Prof Paul Mitchell, Prof Robyn Guymer and Prof Mark Gillies are among the leading researchers who feature in the new publication, reflecting on projects made possible by your generous donations.
Including this year’s $1 million round of funding, the MDFA Research Grants Program has committed $5.1 million over the past 10 years – Australia’s largest source of research funding for macular disease outside of government.
While research ultimately aims to make sight-saving discoveries, much of MDFA’s funding is dedicated to foundational research, which is crucial to our understanding of macular disease.

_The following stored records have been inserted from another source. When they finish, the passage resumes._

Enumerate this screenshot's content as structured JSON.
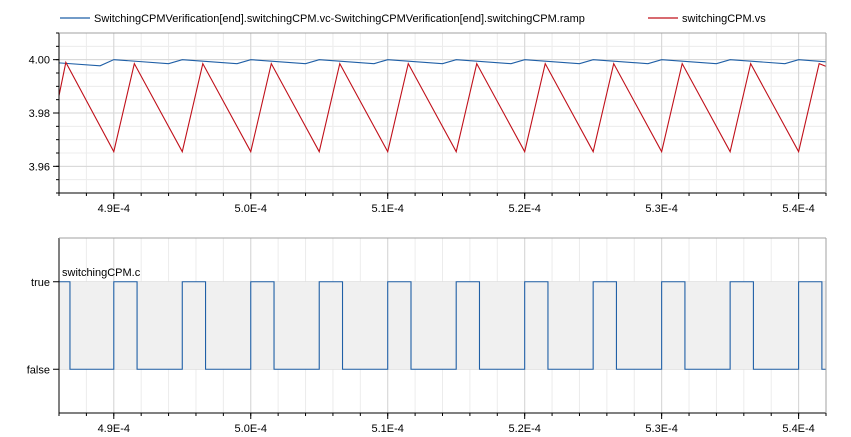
{
  "chart_data": [
    {
      "type": "line",
      "title": "",
      "xlabel": "",
      "ylabel": "",
      "xlim": [
        0.000486,
        0.000542
      ],
      "ylim": [
        3.95,
        4.01
      ],
      "x_ticks": [
        0.00049,
        0.0005,
        0.00051,
        0.00052,
        0.00053,
        0.00054
      ],
      "x_tick_labels": [
        "4.9E-4",
        "5.0E-4",
        "5.1E-4",
        "5.2E-4",
        "5.3E-4",
        "5.4E-4"
      ],
      "y_ticks": [
        3.96,
        3.98,
        4.0
      ],
      "y_tick_labels": [
        "3.96",
        "3.98",
        "4.00"
      ],
      "grid": true,
      "legend_position": "top",
      "series": [
        {
          "name": "SwitchingCPMVerification[end].switchingCPM.vc-SwitchingCPMVerification[end].switchingCPM.ramp",
          "color": "#1f5fa6",
          "x": [
            0.000486,
            0.000489,
            0.00049,
            0.000494,
            0.000495,
            0.000499,
            0.0005,
            0.000504,
            0.000505,
            0.000509,
            0.00051,
            0.000514,
            0.000515,
            0.000519,
            0.00052,
            0.000524,
            0.000525,
            0.000529,
            0.00053,
            0.000534,
            0.000535,
            0.000539,
            0.00054,
            0.000542
          ],
          "y": [
            3.9988,
            3.9977,
            4.0,
            3.9985,
            4.0,
            3.9985,
            4.0,
            3.9985,
            4.0,
            3.9985,
            4.0,
            3.9985,
            4.0,
            3.9985,
            4.0,
            3.9985,
            4.0,
            3.9985,
            4.0,
            3.9985,
            4.0,
            3.9985,
            4.0,
            3.9992
          ]
        },
        {
          "name": "switchingCPM.vs",
          "color": "#c0101a",
          "x": [
            0.000486,
            0.0004865,
            0.00049,
            0.0004915,
            0.000495,
            0.0004965,
            0.0005,
            0.0005015,
            0.000505,
            0.0005065,
            0.00051,
            0.0005115,
            0.000515,
            0.0005165,
            0.00052,
            0.0005215,
            0.000525,
            0.0005265,
            0.00053,
            0.0005315,
            0.000535,
            0.0005365,
            0.00054,
            0.0005415,
            0.000542
          ],
          "y": [
            3.9865,
            3.999,
            3.9655,
            3.9985,
            3.9655,
            3.9985,
            3.9655,
            3.9985,
            3.9655,
            3.9985,
            3.9655,
            3.9985,
            3.9655,
            3.9985,
            3.9655,
            3.9985,
            3.9655,
            3.9985,
            3.9655,
            3.9985,
            3.9655,
            3.9985,
            3.9655,
            3.9985,
            3.9975
          ]
        }
      ]
    },
    {
      "type": "line",
      "title": "",
      "xlabel": "",
      "ylabel": "",
      "xlim": [
        0.000486,
        0.000542
      ],
      "ylim": [
        -0.5,
        1.5
      ],
      "x_ticks": [
        0.00049,
        0.0005,
        0.00051,
        0.00052,
        0.00053,
        0.00054
      ],
      "x_tick_labels": [
        "4.9E-4",
        "5.0E-4",
        "5.1E-4",
        "5.2E-4",
        "5.3E-4",
        "5.4E-4"
      ],
      "y_ticks": [
        0,
        1
      ],
      "y_tick_labels": [
        "false",
        "true"
      ],
      "grid": true,
      "series": [
        {
          "name": "switchingCPM.c",
          "color": "#1f5fa6",
          "fill": "#f0f0f0",
          "step": true,
          "x": [
            0.000486,
            0.0004868,
            0.0004868,
            0.00049,
            0.00049,
            0.0004917,
            0.0004917,
            0.000495,
            0.000495,
            0.0004967,
            0.0004967,
            0.0005,
            0.0005,
            0.0005017,
            0.0005017,
            0.000505,
            0.000505,
            0.0005067,
            0.0005067,
            0.00051,
            0.00051,
            0.0005117,
            0.0005117,
            0.000515,
            0.000515,
            0.0005167,
            0.0005167,
            0.00052,
            0.00052,
            0.0005217,
            0.0005217,
            0.000525,
            0.000525,
            0.0005267,
            0.0005267,
            0.00053,
            0.00053,
            0.0005317,
            0.0005317,
            0.000535,
            0.000535,
            0.0005367,
            0.0005367,
            0.00054,
            0.00054,
            0.0005417,
            0.0005417,
            0.000542
          ],
          "y": [
            1,
            1,
            0,
            0,
            1,
            1,
            0,
            0,
            1,
            1,
            0,
            0,
            1,
            1,
            0,
            0,
            1,
            1,
            0,
            0,
            1,
            1,
            0,
            0,
            1,
            1,
            0,
            0,
            1,
            1,
            0,
            0,
            1,
            1,
            0,
            0,
            1,
            1,
            0,
            0,
            1,
            1,
            0,
            0,
            1,
            1,
            0,
            0
          ]
        }
      ]
    }
  ]
}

MDFA grants are particularly important to early-career researchers, whose work often attracts further funding and snowballs into larger advances that you can read more about in this recently released report.
“MDFA is fundamental to the type of work we are doing around the country,” Prof Alice Pébay tells the publication. Prof Pébay’s 2017 MDFA grant developed a cell bank that researchers across the world can now use to investigate potential new treatments for geographic atrophy, or dry age-related macular degeneration (AMD).
Without this investment, much research on curing blindness would not happen in Australia. The research grants program is essential for us to do our work, and to do our work well.Professor Alice Pébay
The publication’s release coincides with the announcement of this year’s round of funding, which will invest more than $1 million in eight promising projects – including a talented group of early-career researchers.
MDFA has also launched the Grant Family Fund – a new stream of research funding to support innovative ‘blue sky’ projects in the field of macular disease – this May.
While macular research has taken great strides over the past 10 years, there is still so much exciting work we can anticipate over the coming decades.
“I look forward to the advancements in new injectable treatments, including some that can potentially block VEGF together with other key cytokine growth factors, as well as progress in gene therapy, stem cell research and genomics, plus vision restoration with visual prostheses, implants and the use of artificial intelligence,” Prof Paul Mitchell, MDFA’s National Research Advisor, wrote in the report.
“By harnessing big data and improving technological advances, we are transforming how we predict, prevent, diagnose and treat macular disease.
“Our research future looks bright, and like you, I look forward to supporting the next generation of scientific leaders and advances in research.”